Центральноазиатские соседи Афганистана в целом прагматично отреагировали на захват власти там талибами. Для автократически управляемых светских государств на периферии бывшей советской империи экономическое сотрудничество и стабилизация гуманитарной и политической обстановки в Афганистане находятся в авангарде их интересов в поддержании отношений с южным соседом. Согласно официальному дискурсу, укоренившемуся в Центральной Азии секуляризму не бросает вызов исламизм Талибана. Однако в социальных сетях Центральной Азии исламский эмират талибов изображается, как политическая контрмодель. Этот вопрос обсуждается в странах с большей свободой дискурса и при правительствах, чья политика более открыто противостоит талибам.
Скорость, с которой талибы завоевали Афганистан в начале лета 2021 года, взяв столицу Кабул в августе, не встретив при этом значительного сопротивления, стала неожиданностью для центральноазиатских соседей Афганистана. Туркменистан, Кыргызстан и особенно Узбекистан и раньше поддерживали контакты с талибами, но только с представителями внешнеполитического крыла талибов. Соседи, по-видимому, знали о военной стратегии и внутренних структурах движения не более подробно, чем западные деятели, действовавшие в Афганистане.
Тем не менее поразительно, как быстро правительства светских государств Центральной Азии решили отдать приоритет прагматизму в отношениях с фактически исламистским режимом талибов. Только Таджикистан подчеркнул угрозу возможного нападения боевиков талибов и предпринял усилия по укреплению своего военного потенциала, в основном, с помощью России. Для двух других соседей, Узбекистана и Туркменистана, такое восприятие угрозы играет второстепенную роль, а в Казахстане и Кыргызстане талибы не воспринимаются как непосредственная опасность.

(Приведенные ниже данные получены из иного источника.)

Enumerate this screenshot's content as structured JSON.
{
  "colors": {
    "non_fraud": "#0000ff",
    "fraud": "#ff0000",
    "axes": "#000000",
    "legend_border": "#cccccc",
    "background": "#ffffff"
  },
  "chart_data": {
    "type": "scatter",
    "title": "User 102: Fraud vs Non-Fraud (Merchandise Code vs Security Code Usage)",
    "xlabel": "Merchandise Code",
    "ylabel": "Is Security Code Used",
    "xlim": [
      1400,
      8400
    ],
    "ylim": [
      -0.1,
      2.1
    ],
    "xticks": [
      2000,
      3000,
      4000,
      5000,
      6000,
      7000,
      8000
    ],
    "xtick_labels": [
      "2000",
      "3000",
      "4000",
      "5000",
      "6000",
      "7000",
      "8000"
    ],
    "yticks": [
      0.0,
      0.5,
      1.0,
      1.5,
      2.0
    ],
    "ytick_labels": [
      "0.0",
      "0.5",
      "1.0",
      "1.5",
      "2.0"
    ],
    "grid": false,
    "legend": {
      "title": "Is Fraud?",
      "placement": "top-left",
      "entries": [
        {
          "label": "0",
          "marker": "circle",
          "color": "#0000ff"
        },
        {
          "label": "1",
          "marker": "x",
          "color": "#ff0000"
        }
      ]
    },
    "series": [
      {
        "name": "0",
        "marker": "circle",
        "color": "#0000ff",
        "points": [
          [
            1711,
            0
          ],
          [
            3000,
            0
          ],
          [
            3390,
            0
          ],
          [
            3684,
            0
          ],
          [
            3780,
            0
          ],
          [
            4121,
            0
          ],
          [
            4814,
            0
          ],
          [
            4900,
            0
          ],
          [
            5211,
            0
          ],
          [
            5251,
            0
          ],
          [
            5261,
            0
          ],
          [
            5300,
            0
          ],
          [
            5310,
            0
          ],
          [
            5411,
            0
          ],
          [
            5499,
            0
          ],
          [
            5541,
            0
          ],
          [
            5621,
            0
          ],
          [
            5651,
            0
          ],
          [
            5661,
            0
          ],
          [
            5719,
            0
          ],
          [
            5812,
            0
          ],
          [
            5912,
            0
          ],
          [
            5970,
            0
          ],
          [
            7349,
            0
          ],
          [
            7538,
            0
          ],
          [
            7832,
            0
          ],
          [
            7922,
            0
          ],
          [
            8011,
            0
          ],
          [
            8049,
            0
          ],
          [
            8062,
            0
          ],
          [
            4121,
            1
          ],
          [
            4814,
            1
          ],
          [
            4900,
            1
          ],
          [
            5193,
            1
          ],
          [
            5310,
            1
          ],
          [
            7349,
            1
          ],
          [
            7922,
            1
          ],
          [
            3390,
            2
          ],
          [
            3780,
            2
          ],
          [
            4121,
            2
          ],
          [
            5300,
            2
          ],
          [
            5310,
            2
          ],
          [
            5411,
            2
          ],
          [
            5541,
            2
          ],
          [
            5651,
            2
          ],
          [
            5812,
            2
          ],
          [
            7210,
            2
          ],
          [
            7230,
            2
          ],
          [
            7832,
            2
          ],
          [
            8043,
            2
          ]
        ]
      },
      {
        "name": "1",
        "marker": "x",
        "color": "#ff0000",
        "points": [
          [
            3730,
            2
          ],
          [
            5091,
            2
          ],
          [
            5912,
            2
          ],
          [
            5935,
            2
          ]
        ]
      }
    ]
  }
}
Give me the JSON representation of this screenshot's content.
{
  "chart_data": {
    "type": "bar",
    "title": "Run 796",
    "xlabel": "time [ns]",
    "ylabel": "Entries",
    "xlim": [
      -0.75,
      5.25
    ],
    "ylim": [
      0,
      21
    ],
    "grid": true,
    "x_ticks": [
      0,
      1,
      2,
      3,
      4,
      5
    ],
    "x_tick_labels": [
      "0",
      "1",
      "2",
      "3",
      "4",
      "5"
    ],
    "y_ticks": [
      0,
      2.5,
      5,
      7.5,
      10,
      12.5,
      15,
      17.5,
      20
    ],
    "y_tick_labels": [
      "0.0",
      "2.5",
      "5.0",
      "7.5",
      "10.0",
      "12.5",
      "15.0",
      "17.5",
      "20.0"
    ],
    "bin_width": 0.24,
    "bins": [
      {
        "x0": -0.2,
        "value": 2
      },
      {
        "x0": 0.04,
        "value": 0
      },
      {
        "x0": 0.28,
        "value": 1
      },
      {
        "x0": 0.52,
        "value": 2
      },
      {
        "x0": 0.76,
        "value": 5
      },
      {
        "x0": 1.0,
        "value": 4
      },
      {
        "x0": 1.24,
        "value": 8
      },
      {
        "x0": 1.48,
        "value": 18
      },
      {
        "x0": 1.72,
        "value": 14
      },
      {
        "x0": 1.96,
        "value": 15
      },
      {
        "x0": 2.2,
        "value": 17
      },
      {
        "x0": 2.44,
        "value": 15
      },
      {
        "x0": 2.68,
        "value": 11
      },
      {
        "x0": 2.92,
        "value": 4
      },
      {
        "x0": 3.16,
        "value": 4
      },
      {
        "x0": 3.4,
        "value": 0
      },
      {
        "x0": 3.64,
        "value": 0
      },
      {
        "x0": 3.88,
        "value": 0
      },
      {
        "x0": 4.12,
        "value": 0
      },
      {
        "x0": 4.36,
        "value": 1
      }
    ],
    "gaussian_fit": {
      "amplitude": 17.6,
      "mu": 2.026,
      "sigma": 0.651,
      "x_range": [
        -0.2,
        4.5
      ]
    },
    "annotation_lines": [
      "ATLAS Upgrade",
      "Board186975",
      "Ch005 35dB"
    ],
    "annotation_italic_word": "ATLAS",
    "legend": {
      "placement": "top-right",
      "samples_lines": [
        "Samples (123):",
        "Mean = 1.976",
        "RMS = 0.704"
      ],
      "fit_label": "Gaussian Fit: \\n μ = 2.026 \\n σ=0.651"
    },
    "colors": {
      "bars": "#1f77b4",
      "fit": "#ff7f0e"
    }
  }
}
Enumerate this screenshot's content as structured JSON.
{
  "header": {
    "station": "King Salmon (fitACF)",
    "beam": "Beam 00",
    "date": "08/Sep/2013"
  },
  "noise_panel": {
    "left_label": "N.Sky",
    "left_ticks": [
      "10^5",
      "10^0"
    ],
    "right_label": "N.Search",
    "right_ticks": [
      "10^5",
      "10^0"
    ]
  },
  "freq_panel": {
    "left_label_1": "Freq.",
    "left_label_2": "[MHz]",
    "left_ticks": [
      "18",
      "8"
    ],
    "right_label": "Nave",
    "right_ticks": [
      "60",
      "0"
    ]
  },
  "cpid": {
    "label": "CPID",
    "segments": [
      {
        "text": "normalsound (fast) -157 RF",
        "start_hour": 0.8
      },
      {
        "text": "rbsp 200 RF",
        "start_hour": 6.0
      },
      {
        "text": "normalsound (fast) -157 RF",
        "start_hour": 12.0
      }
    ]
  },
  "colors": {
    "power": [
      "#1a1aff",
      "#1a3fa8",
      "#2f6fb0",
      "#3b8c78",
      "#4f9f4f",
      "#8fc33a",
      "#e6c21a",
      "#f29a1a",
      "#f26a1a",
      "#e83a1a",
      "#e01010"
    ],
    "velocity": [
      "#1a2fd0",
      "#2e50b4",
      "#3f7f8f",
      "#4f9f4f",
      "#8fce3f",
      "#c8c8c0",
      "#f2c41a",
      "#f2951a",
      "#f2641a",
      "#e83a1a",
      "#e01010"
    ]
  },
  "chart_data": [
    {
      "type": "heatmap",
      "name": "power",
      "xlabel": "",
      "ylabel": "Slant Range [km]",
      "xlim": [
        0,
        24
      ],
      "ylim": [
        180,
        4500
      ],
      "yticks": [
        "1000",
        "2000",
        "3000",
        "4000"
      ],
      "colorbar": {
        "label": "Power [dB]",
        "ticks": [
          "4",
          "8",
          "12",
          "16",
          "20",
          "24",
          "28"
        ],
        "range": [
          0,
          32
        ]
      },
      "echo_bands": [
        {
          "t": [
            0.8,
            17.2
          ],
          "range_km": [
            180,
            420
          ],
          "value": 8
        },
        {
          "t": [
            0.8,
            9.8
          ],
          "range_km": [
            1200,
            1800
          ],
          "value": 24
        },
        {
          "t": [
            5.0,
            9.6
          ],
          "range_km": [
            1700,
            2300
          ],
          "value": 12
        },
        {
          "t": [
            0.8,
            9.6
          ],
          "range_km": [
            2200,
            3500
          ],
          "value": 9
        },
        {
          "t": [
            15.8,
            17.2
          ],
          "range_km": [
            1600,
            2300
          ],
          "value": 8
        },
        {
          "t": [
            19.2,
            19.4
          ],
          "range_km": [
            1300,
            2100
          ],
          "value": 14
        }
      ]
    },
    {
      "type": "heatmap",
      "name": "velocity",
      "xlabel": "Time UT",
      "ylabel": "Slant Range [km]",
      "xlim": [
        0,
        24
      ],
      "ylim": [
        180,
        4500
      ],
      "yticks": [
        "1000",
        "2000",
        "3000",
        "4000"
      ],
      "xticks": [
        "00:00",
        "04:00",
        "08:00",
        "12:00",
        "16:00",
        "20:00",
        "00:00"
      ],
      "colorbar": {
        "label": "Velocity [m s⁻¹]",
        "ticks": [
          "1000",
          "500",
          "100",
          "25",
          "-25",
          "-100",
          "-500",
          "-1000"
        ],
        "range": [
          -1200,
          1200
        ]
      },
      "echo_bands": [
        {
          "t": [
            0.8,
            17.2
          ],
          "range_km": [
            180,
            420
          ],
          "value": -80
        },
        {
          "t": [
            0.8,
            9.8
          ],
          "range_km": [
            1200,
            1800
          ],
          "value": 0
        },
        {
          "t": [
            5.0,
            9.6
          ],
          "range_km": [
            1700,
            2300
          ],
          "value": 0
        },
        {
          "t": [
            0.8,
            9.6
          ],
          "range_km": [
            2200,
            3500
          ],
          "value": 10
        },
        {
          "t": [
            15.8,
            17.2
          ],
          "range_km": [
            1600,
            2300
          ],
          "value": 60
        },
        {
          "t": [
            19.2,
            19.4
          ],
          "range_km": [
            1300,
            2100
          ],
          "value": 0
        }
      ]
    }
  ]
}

Узбекистан и Туркменистан в частности, а также Казахстан имеют сильные экономические интересы в Афганистане. Они связаны с торговлей и развитием инфраструктуры для транспортировки товаров и энергии в Афганистан и через него в другие страны. Для Узбекистана и Туркменистана, в частности, актуальными проектами являются расширение железнодорожной линии Мазари-Шариф-Кабул-Пешавар, узбекско-афганской электросети и строительство газопровода из Туркменистана в Индию. В то же время правительства обеих стран договорились с талибами о том, что сотрудничество предполагает нерушимость соответствующих национальных границ. И Ташкент, и Ашхабад надеются, что Талибан сдержит свое обещание и предотвратит возможное распространение исламистской воинственности, будь то из его собственных рядов или из конкурирующих джихадистских группировок. В качестве меры предосторожности,
Исламистские вызовы
Угроза, исходящая от джихадистских группировок, особенно значима для светских государств Центральной Азии, у которых непростые отношения с исламом. Эта религия считается элементарным компонентом национальных культур в регионе, а «мусульманские» ценности и моральные концепции защищаются, как основополагающие для социальной сплоченности – даже и особенно в отношении либерально-универсалистских норм. Но авторитарные правители Центральной Азии столкнулись с субъектами, которые хотят придать больший вес исламским концепциям закона и порядка. В частности, в Узбекистане и Таджикистане, исламистские группировки и движения в прошлом боролись за исламское государство. отчасти мирным путем, отчасти силой. В обеих странах исламистов можно было изгнать из страны или нейтрализовать путем жесткого контроля и репрессий, или изгнав из родной земли. Затем их последователи часто присоединялись к исламистским организациям за рубежом — первому Исламскому эмирату Талибан (1996–2001 гг.) или Исламскому государству (ИГ) в Сирии и Ираке (2013–2017 гг.). Для сравнения, количество боевиков из Средней Азии в рядах ИГ оценивается как минимум в 5000 человек, большинство из которых прибыли из Таджикистана и Узбекистана.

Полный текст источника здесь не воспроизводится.